Colorectal cancer (CRC), encompassing colon and rectal carcinomas, ranks as the world’s third most prevalent cancer and the second leading cause of cancer-associated deaths. CRC may be classified into four distinct consensus molecular subtypes (CMS), namely CMS1-CMS4, with CMS1 having the best prognosis and CMS4 the worst. Tumour protein 53 (TP53), encoding the p3 protein, is greatly implicated in CRC. Typically, this protein acts as a tumour suppressor by preventing the propagation of damaged deoxyribonucleic acid (DNA). TP53 expresses thirteen different mRNA variants, due to internal promoter usage and alternative splicing, resulting in thirteen p53 protein isoforms. To date, literature about these isoforms is limited, thereby requiring further research.
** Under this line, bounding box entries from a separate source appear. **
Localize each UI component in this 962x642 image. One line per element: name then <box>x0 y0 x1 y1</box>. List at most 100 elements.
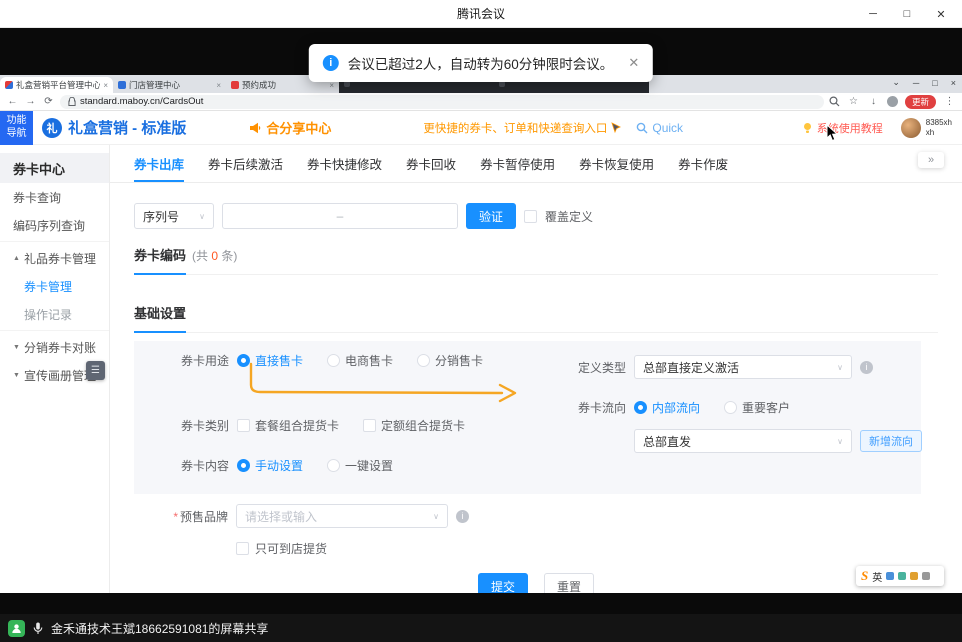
override-checkbox[interactable] <box>524 210 537 223</box>
tab-close-icon[interactable]: × <box>103 81 108 90</box>
ime-toolbar[interactable]: S 英 <box>856 566 944 586</box>
tab-card-void[interactable]: 券卡作废 <box>678 145 728 182</box>
presale-brand-select[interactable]: 请选择或输入 ∨ <box>236 504 448 528</box>
sidebar-item-label: 礼品券卡管理 <box>24 250 96 267</box>
flow-row: 券卡流向 内部流向 重要客户 <box>566 399 806 416</box>
brand-title: 礼盒营销 - 标准版 <box>68 117 186 138</box>
checkbox-label: 定额组合提货卡 <box>381 417 465 434</box>
radio-ecommerce-sale[interactable]: 电商售卡 <box>327 352 393 369</box>
serial-range-input[interactable]: – <box>222 203 458 229</box>
maximize-button[interactable]: □ <box>890 0 924 28</box>
window-title: 腾讯会议 <box>0 0 962 27</box>
sidebar: 券卡中心 券卡查询 编码序列查询 ▲ 礼品券卡管理 券卡管理 <box>0 145 110 593</box>
define-type-select[interactable]: 总部直接定义激活 ∨ <box>634 355 852 379</box>
tab-close-icon[interactable]: × <box>216 81 221 90</box>
ime-keyboard-icon[interactable] <box>910 572 918 580</box>
browser-close-button[interactable]: × <box>951 78 956 88</box>
ime-toolbox-icon[interactable] <box>922 572 930 580</box>
presale-brand-label-text: 预售品牌 <box>180 510 228 524</box>
browser-minimize-button[interactable]: ─ <box>913 78 919 88</box>
sidebar-item-operation-log[interactable]: 操作记录 <box>0 300 109 328</box>
forward-icon[interactable]: → <box>24 96 37 107</box>
minimize-button[interactable]: ─ <box>856 0 890 28</box>
quick-search[interactable]: Quick <box>636 121 683 135</box>
radio-manual-setup[interactable]: 手动设置 <box>237 457 303 474</box>
tab-label: 券卡快捷修改 <box>307 154 382 173</box>
radio-oneclick-setup[interactable]: 一键设置 <box>327 457 393 474</box>
shared-screen: 礼盒营销平台管理中心 × 门店管理中心 × 预约成功 × ⌄ ─ <box>0 28 962 614</box>
tab-card-suspend[interactable]: 券卡暂停使用 <box>480 145 555 182</box>
tutorial-link[interactable]: 系统使用教程 <box>802 120 883 136</box>
add-flow-button[interactable]: 新增流向 <box>860 430 922 452</box>
tab-card-recycle[interactable]: 券卡回收 <box>406 145 456 182</box>
chevron-down-icon: ∨ <box>433 512 439 521</box>
info-icon[interactable]: i <box>456 510 469 523</box>
refresh-icon[interactable]: ⟳ <box>42 96 55 107</box>
divider <box>0 241 109 242</box>
tab-card-activation[interactable]: 券卡后续激活 <box>208 145 283 182</box>
tab-card-outbound[interactable]: 券卡出库 <box>134 145 184 182</box>
ime-language-toggle[interactable]: 英 <box>872 569 882 584</box>
radio-icon <box>327 459 340 472</box>
sidebar-collapse-handle[interactable]: ☰ <box>86 361 105 380</box>
sidebar-group-gift-card-mgmt[interactable]: ▲ 礼品券卡管理 <box>0 244 109 272</box>
browser-tab-store-admin[interactable]: 门店管理中心 × <box>113 77 226 93</box>
flow-select[interactable]: 总部直发 ∨ <box>634 429 852 453</box>
chevron-down-icon: ∨ <box>837 437 843 446</box>
sidebar-item-card-query[interactable]: 券卡查询 <box>0 183 109 211</box>
ime-mic-icon[interactable] <box>886 572 894 580</box>
tabs-overflow-button[interactable]: » <box>918 152 944 168</box>
required-asterisk: * <box>173 510 178 524</box>
nav-toggle-label: 功能 <box>7 115 27 128</box>
store-only-checkbox[interactable] <box>236 542 249 555</box>
tab-card-quick-edit[interactable]: 券卡快捷修改 <box>307 145 382 182</box>
share-center-link[interactable]: 合分享中心 <box>248 118 331 137</box>
bookmark-star-icon[interactable]: ☆ <box>847 96 860 107</box>
sidebar-title: 券卡中心 <box>0 153 109 183</box>
main-content: 券卡出库 券卡后续激活 券卡快捷修改 券卡回收 券卡暂停使用 券卡恢复使用 券卡… <box>110 145 962 593</box>
zoom-icon[interactable] <box>829 96 840 107</box>
presenter-icon <box>8 620 25 637</box>
radio-icon <box>237 459 250 472</box>
checkbox-icon <box>237 419 250 432</box>
download-icon[interactable]: ↓ <box>867 96 880 107</box>
checkbox-fixed-combo[interactable]: 定额组合提货卡 <box>363 417 465 434</box>
browser-menu-icon[interactable]: ⋮ <box>943 96 956 107</box>
browser-tab-gift-admin[interactable]: 礼盒营销平台管理中心 × <box>0 77 113 93</box>
browser-profile-icon[interactable] <box>887 96 898 107</box>
back-icon[interactable]: ← <box>6 96 19 107</box>
define-type-row: 定义类型 总部直接定义激活 ∨ i <box>566 355 873 379</box>
browser-maximize-button[interactable]: □ <box>932 78 937 88</box>
serial-type-select[interactable]: 序列号 ∨ <box>134 203 214 229</box>
radio-internal-flow[interactable]: 内部流向 <box>634 399 700 416</box>
ime-logo-icon[interactable]: S <box>861 568 868 584</box>
basic-settings-header: 基础设置 <box>134 303 938 333</box>
sidebar-group-distribution-reconcile[interactable]: ▼ 分销券卡对账 <box>0 333 109 361</box>
radio-label: 分销售卡 <box>435 352 483 369</box>
address-bar[interactable]: standard.maboy.cn/CardsOut <box>60 95 824 109</box>
checkbox-package-combo[interactable]: 套餐组合提货卡 <box>237 417 339 434</box>
close-button[interactable]: ✕ <box>924 0 958 28</box>
serial-search-form: 序列号 ∨ – 验证 覆盖定义 <box>134 203 962 229</box>
radio-distribution-sale[interactable]: 分销售卡 <box>417 352 483 369</box>
browser-update-badge[interactable]: 更新 <box>905 95 936 109</box>
tab-search-icon[interactable]: ⌄ <box>892 77 900 88</box>
info-icon[interactable]: i <box>860 361 873 374</box>
search-icon <box>636 122 648 134</box>
usage-label: 券卡用途 <box>169 352 229 369</box>
user-box[interactable]: 8385xh xh <box>901 118 952 138</box>
tab-card-restore[interactable]: 券卡恢复使用 <box>579 145 654 182</box>
presale-brand-label: *预售品牌 <box>134 508 228 525</box>
radio-direct-sale[interactable]: 直接售卡 <box>237 352 303 369</box>
radio-key-customer[interactable]: 重要客户 <box>724 399 790 416</box>
verify-button[interactable]: 验证 <box>466 203 516 229</box>
submit-button[interactable]: 提交 <box>478 573 528 593</box>
toast-close-icon[interactable]: ✕ <box>628 55 639 71</box>
reset-button[interactable]: 重置 <box>544 573 594 593</box>
sidebar-item-card-mgmt[interactable]: 券卡管理 <box>0 272 109 300</box>
window-controls: ─ □ ✕ <box>856 0 958 28</box>
ime-handwrite-icon[interactable] <box>898 572 906 580</box>
function-nav-toggle[interactable]: 功能 导航 <box>0 111 33 145</box>
divider <box>0 330 109 331</box>
sidebar-item-code-sequence-query[interactable]: 编码序列查询 <box>0 211 109 239</box>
This project aimed to investigate p53 isoform expression patterns in CMS1 and CMS4 CRC cell lines, at mRNA level by reverse transcription-quantitative polymerase chain reaction (RT-qPCR), and at protein level by western blotting. RT-qPCR data revealed that all three CRC cell lines (LoVo, RKO, and DLD1) express p53α/β/γ and Δ40α/γ/β variants, with DLD1 showing lower expression. DLD1 also had reduced mRNA expression for Δ133/Δ160α/β/γ transcripts. Protein analysis revealed p53β/γ isoform expression in all cell lines. p53α was detected only in RKO and DLD1, and LoVo exhibited a band likely corresponding to a Δ40 protein isoform. Δ133/Δ160β/γ isoforms were also faintly detected in RKO and DLD1. Furthermore, a novel purification protocol was devised for GST-∆160p53, using a GSTrapTM FF column, and achieving up to 87% purity. Circular dichroism (CD) indicated an ordered structure and higher thermal stability compared to GST-FLp53, the wild type counterpart. Interestingly, GST-Δ160p53 and GST-Δ40p53 isoforms showed a higher tendency for fibril formation than the FLp53 protein.